🤖 AI Summary
This study addresses the problem of constructing a nonparametric sequential hypothesis test with unit power when only historical offline data are available to implicitly define a null hypothesis and multiple alternative distributions. To this end, the work introduces— for the first time—a multiclass classifier into the sequential testing framework, proposing a procedure that controls the significance level at α and almost surely identifies the true underlying distribution. Under mild separability conditions, the method is theoretically shown to possess a tight upper bound on its stopping time, thereby achieving optimal stopping performance. The proposed approach naturally accommodates both distribution identification and scenarios involving train-test distribution mismatch. Its effectiveness is validated through comprehensive experiments on both synthetic and real-world datasets.
📝 Abstract
We consider the problem of constructing sequential power-one tests where the null and alternative classes are specified indirectly through historical or offline data. More specifically, given an offline dataset consisting of observations from $L+1$ distributions $\{P_0, P_1, \ldots, P_L\}$, and a new unlabeled data stream $\{X_t: t \geq 1\} \overset{i.i.d}{\sim} P_θ$, the goal is to decide between the null $H_0: θ= 0$, against the alternative $H_1: θ\in [L]:=\{1,\ldots,L\}$. Our main methodological contribution is a general approach for designing a level-$α$ power-one test for this problem using a multi-class classifier trained on the given offline dataset.

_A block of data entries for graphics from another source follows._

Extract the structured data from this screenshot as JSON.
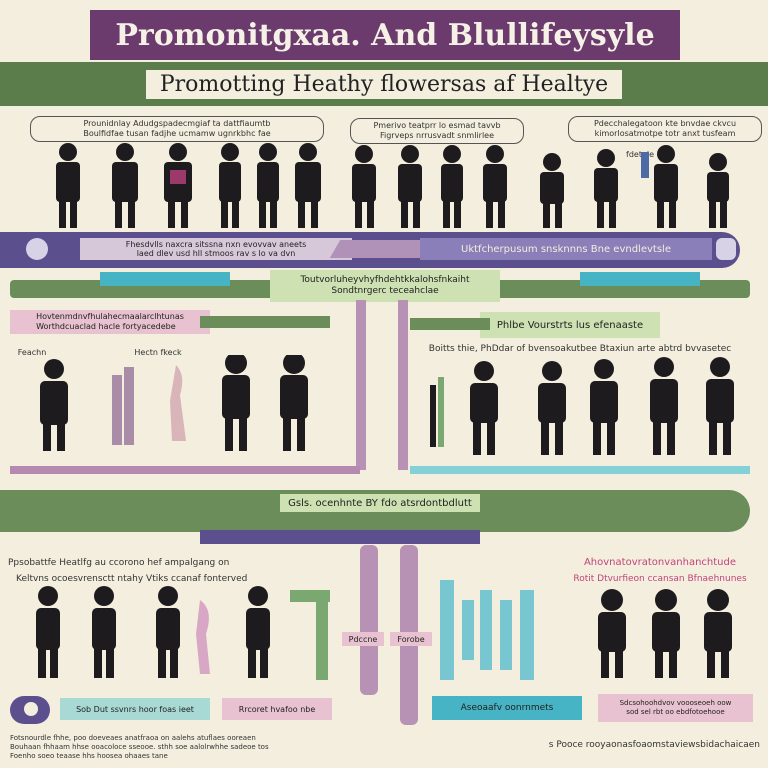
{
  "header": {
    "title": "Promonitgxaa. And Blullifeysyle",
    "subtitle": "Promotting Heathy flowersas af Healtye"
  },
  "row1": {
    "caption_left": "Prounidnlay Adudgspadecmgiaf ta dattfiaumtb\nBoulfidfae tusan fadjhe ucmamw ugnrkbhc fae",
    "caption_mid": "Pmerivo teatprr lo esmad tavvb\nFigrveps nrrusvadt snmlirlee",
    "caption_right": "Pdecchalegatoon kte bnvdae ckvcu\nkimorlosatmotpe totr anxt tusfeam",
    "caption_right_small": "fdetale"
  },
  "band1": {
    "left_label": "Fhesdvlls naxcra sitssna nxn evovvav aneets\nlaed dlev usd hll stmoos rav s lo va dvn",
    "right_label": "Uktfcherpusum snsknnns Bne evndlevtsle"
  },
  "middle": {
    "center_label": "Toutvorluheyvhyfhdehtkkalohsfnkaiht\nSondtnrgerc teceahclae",
    "left_caption": "Hovtenmdnvfhulahecmaalarclhtunas\nWorthdcuaclad hacle fortyacedebe",
    "right_label": "Phlbe Vourstrts lus efenaaste",
    "right_caption": "Boitts thie, PhDdar of bvensoakutbee Btaxiun arte abtrd bvvasetec",
    "small_left": "Feachn",
    "small_mid": "Hectn fkeck"
  },
  "lower": {
    "center_label": "Gsls. ocenhnte BY fdo atsrdontbdlutt",
    "left_title": "Ppsobattfe Heatlfg au ccorono hef ampalgang on",
    "left_sub": "Keltvns ocoesvrensctt ntahy Vtiks ccanaf fonterved",
    "right_title": "Ahovnatovratonvanhanchtude",
    "right_sub": "Rotit Dtvurfieon ccansan Bfnaehnunes",
    "pill_left": "Sob Dut ssvnrs hoor foas ieet",
    "pill_mid_left": "Rrcoret hvafoo nbe",
    "pill_mid_right": "Aseoaafv oonrnmets",
    "pill_right": "Sdcsohoohdvov voooseoeh oow\nsod sel rbt oo ebdfotoehooe",
    "pole_label_a": "Pdccne",
    "pole_label_b": "Forobe"
  },
  "footer": {
    "left_note": "Fotsnourdle fhhe, poo doeveaes anatfraoa on aalehs atuflaes ooreaen\nBouhaan fhhaam hhse ooacoloce sseooe. sthh soe aalolrwhhe sadeoe tos\nFoenho soeo teaase hhs hoosea ohaaes tane",
    "right_note": "s Pooce rooyaonasfoaomstaviewsbidachaicaen"
  },
  "colors": {
    "title_bg": "#6b3b6e",
    "band_green": "#5b7d4c",
    "band_purple": "#5c4f8e",
    "accent_teal": "#46b4c4",
    "accent_pink": "#e8c2d0",
    "background": "#f3eedd"
  }
}
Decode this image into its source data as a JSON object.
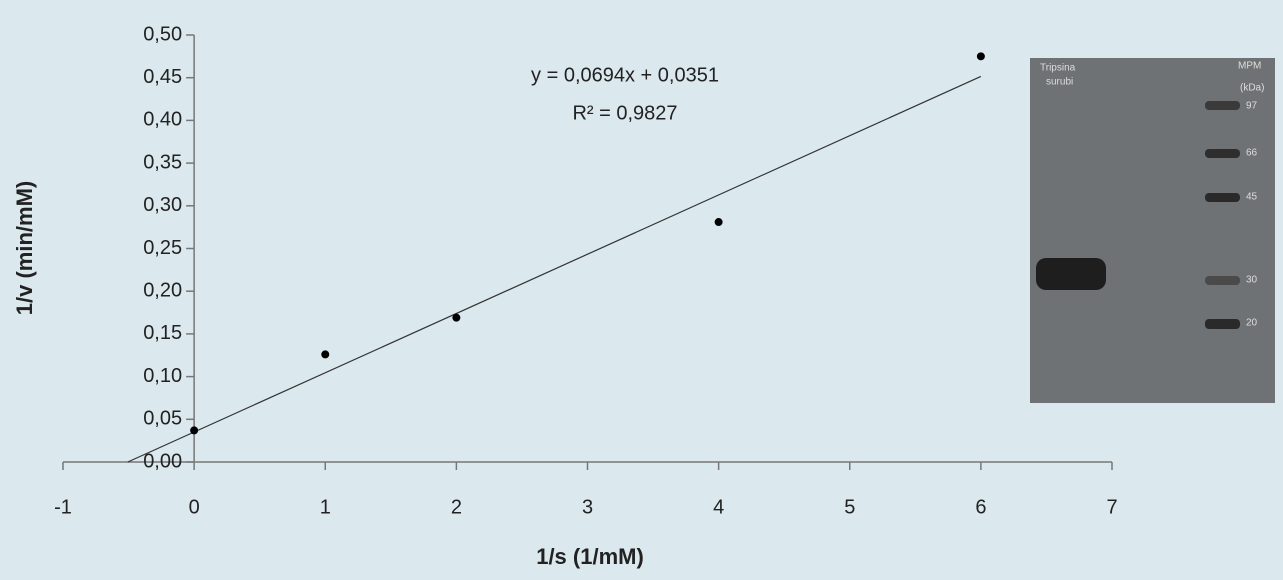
{
  "chart_data": {
    "type": "scatter",
    "x_label": "1/s (1/mM)",
    "y_label": "1/v (min/mM)",
    "x": [
      0,
      1,
      2,
      4,
      6
    ],
    "values": [
      0.037,
      0.126,
      0.169,
      0.281,
      0.475
    ],
    "color": "#000000",
    "xlim": [
      -1,
      7
    ],
    "xticks": [
      -1,
      0,
      1,
      2,
      3,
      4,
      5,
      6,
      7
    ],
    "ylim": [
      0,
      0.5
    ],
    "yticks": [
      {
        "value": 0,
        "label": "0,00"
      },
      {
        "value": 0.05,
        "label": "0,05"
      },
      {
        "value": 0.1,
        "label": "0,10"
      },
      {
        "value": 0.15,
        "label": "0,15"
      },
      {
        "value": 0.2,
        "label": "0,20"
      },
      {
        "value": 0.25,
        "label": "0,25"
      },
      {
        "value": 0.3,
        "label": "0,30"
      },
      {
        "value": 0.35,
        "label": "0,35"
      },
      {
        "value": 0.4,
        "label": "0,40"
      },
      {
        "value": 0.45,
        "label": "0,45"
      },
      {
        "value": 0.5,
        "label": "0,50"
      }
    ],
    "grid": false,
    "trendline": {
      "slope": 0.0694,
      "intercept": 0.0351,
      "equation": "y = 0,0694x + 0,0351",
      "r2": "R² = 0,9827"
    }
  },
  "inset": {
    "lane_label": [
      "Tripsina",
      "surubi"
    ],
    "marker_label": [
      "MPM",
      "(kDa)"
    ],
    "marker_sizes": [
      "97",
      "66",
      "45",
      "30",
      "20"
    ]
  }
}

Working under a mild "separability" condition on the distributions and the trained classifier, we obtain an upper bound on the expected stopping time of our proposed level-$α$ test, and then show that in general this cannot be improved. In addition to rejecting the null, we show that our procedure can also identify the true underlying distribution almost surely. We then establish a sufficient condition to ensure the required separability of the classifier, and provide some converse results to investigate the role of the size of the offline dataset and the family of classifiers among classifier-based tests that satisfy the level-$α$ power-one criterion. Finally, we present an extension of our analysis for the training-and-testing distribution mismatch and illustrate an application to sequential change detection. Empirical results using both synthetic and real data provide support for our theoretical results.